Nap’s mind was filled with a creature. Tremendous in size. Towering.  Completely alien and seemingly plucked from the furthest reaches of science fiction. What he didn’t know was that it was a tardigrades, a microscopic animal found on Earth and brought here by hypervelocity space dust billions of years ago. It crashed around inside Nap’s head but he was completely unaware of the importance of what he was being shown.

Then it was his turn. One thought to convince Comet to change direction and not smash into Earth.

He was back on the airplane.

The clumsy flight attendant and the food cart. The collision between the cart and his knee. How much it hurt. He exaggerated the memory and his knee went from throbbing to an excruciating injury.

“Do you feel pain?”

Now he was moving through an asteroid field. The smaller rocks vaporizing upon his approach. Plowing through them without a care in the world.

Nap wrestled back control. It dawned on him that this was his last chance. Earth’s only chance of survival.

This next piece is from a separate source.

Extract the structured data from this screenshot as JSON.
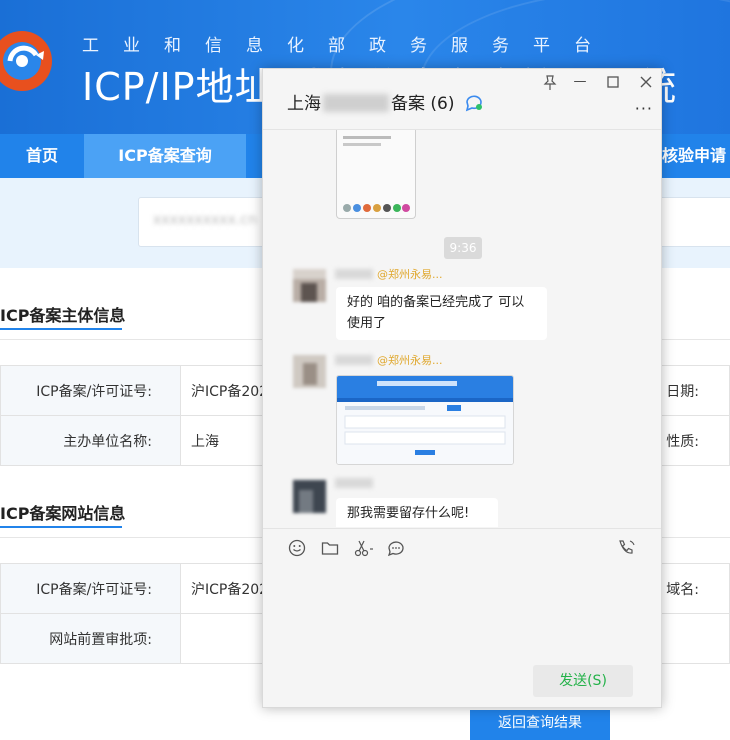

He imagined every single person on Earth in a huge field. Waiting for their friend Comet the comet to fly by. To wave and send good cheer. He pictured the scientists lined up in front of chalkboards explaining in great detail, through numbers and charts, their plan to put their new very best friend Comet in an endless orbit around Earth so it would never be lonely again. He pictured small children holding up hand-painted signs with hearts on them. Attractive females with their hindquarters splayed and all the good bits visible. There’s never been a last chance that wasn’t improved with that visual.

 

Nap snapped back into reality. Back in the ship, Madonna and Chance each looking at him with apprehension. It was as if they both knew that this story only had one more installment.